No Income Limit for the 100 Percent Category
This is where Nebraska's program stands apart. Many parts of the Homestead Exemption, including the categories for seniors, are limited by household income and home value. But the Nebraska Homestead Exemption Information Guide states there are no income or home-value limits for the 100 percent service-connected disabled veteran category and certain related categories. Your income does not reduce or block the benefit, which is a meaningful difference from the state's income-tested categories.
Who Qualifies
The veteran door generally requires a 100 percent service-connected disability certified by the VA, with the certification in place on or before January 1 of the application year, and qualifying wartime service. A separate category covers a home that the VA substantially contributed to, often through a Specially Adapted Housing grant. Because the rules turn on your exact status, confirm which category fits you with your county assessor and the Department of Veterans' Affairs.
Surviving Spouses
The benefit can carry to a surviving spouse. Nebraska's program covers the surviving spouses of qualifying totally disabled veterans and the widows or widowers of veterans whose homes the VA substantially contributed to, under conditions you can confirm with the state and your county.
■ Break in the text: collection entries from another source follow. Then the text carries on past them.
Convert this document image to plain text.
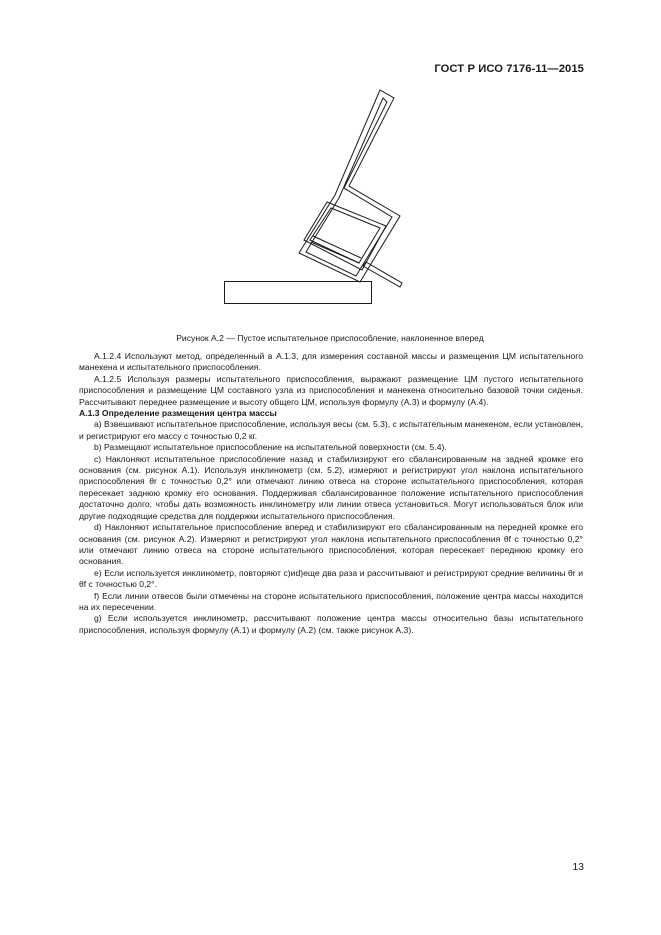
ГОСТ Р ИСО 7176-11—2015
Рисунок А.2 — Пустое испытательное приспособление, наклоненное вперед

А.1.2.4 Используют метод, определенный в А.1.3, для измерения составной массы и размещения ЦМ испытательного манекена и испытательного приспособления.

А.1.2.5 Используя размеры испытательного приспособления, выражают размещение ЦМ пустого испытательного приспособления и размещение ЦМ составного узла из приспособления и манекена относительно базовой точки сиденья. Рассчитывают переднее размещение и высоту общего ЦМ, используя формулу (А.3) и формулу (А.4).

А.1.3 Определение размещения центра массы

a) Взвешивают испытательное приспособление, используя весы (см. 5.3), с испытательным манекеном, если установлен, и регистрируют его массу с точностью 0,2 кг.

b) Размещают испытательное приспособление на испытательной поверхности (см. 5.4).

c) Наклоняют испытательное приспособление назад и стабилизируют его сбалансированным на задней кромке его основания (см. рисунок А.1). Используя инклинометр (см. 5.2), измеряют и регистрируют угол наклона испытательного приспособления θr с точностью 0,2° или отмечают линию отвеса на стороне испытательного приспособления, которая пересекает заднюю кромку его основания. Поддерживая сбалансированное положение испытательного приспособления достаточно долго, чтобы дать возможность инклинометру или линии отвеса установиться. Могут использоваться блок или другие подходящие средства для поддержки испытательного приспособления.

d) Наклоняют испытательное приспособление вперед и стабилизируют его сбалансированным на передней кромке его основания (см. рисунок А.2). Измеряют и регистрируют угол наклона испытательного приспособления θf с точностью 0,2° или отмечают линию отвеса на стороне испытательного приспособления, которая пересекает переднюю кромку его основания.

e) Если используется инклинометр, повторяют c)иd)еще два раза и рассчитывают и регистрируют средние величины θr и θf с точностью 0,2°.

f) Если линии отвесов были отмечены на стороне испытательного приспособления, положение центра массы находится на их пересечении.

g) Если используется инклинометр, рассчитывают положение центра массы относительно базы испытательного приспособления, используя формулу (А.1) и формулу (А.2) (см. также рисунок А.3).

13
How It Works With Your Local Tax Bill
Property tax in Nebraska is assessed and collected at the county level, even though the Homestead Exemption is a state program. You file a Nebraska Homestead Exemption Application, Form 458, with your county assessor each year, usually between early February and June 30. Filing on time matters, because a late application can cost you the exemption for that year. The state reimburses local governments for the tax the exemption removes, so your county does not lose the revenue.
If you are weighing where to settle, our guide to the military bases in Nebraska and our Offutt Air Force Base PCS guide can help you picture the local cost of owning a home near Omaha.
Military Pay and Nebraska State Income Tax
Nebraska does have a state income tax, but it now fully protects military retirement pay. As the Nebraska Department of Revenue explains, for tax years beginning on or after January 1, 2022, military retirees may exclude 100 percent of their military retirement benefits from Nebraska taxable income. No special election or form is needed to claim the exclusion.
Other military pay is treated more typically. A Nebraska resident generally owes state income tax on regular active-duty pay, because the state taxes its residents on their income. A service member who keeps another home state and is only stationed in Nebraska is not taxed by Nebraska on military pay, under federal law. VA disability compensation is not part of your federal income, so Nebraska does not tax it either. Because rates and rules can change, confirm the current details with the Department of Revenue before you file.
A Note for Military Spouses: MSRRA
If you are a military spouse, the Military Spouse Residency Relief Act, known as MSRRA, may matter to you. MSRRA is a federal law that lets a military spouse keep a home state for tax and voting purposes even after moving on military orders. You do not automatically become a Nebraska resident just because your service member got orders here.
Under the related federal rules, a service member, the spouse, or both may choose the service member's home state, the spouse's home state, or the service member's permanent duty station for residency. Because that choice affects both states' taxes, confirm yours before you file. For the property tax exemption in this guide, what usually matters most is that you are a Nebraska resident who owns and lives in the home.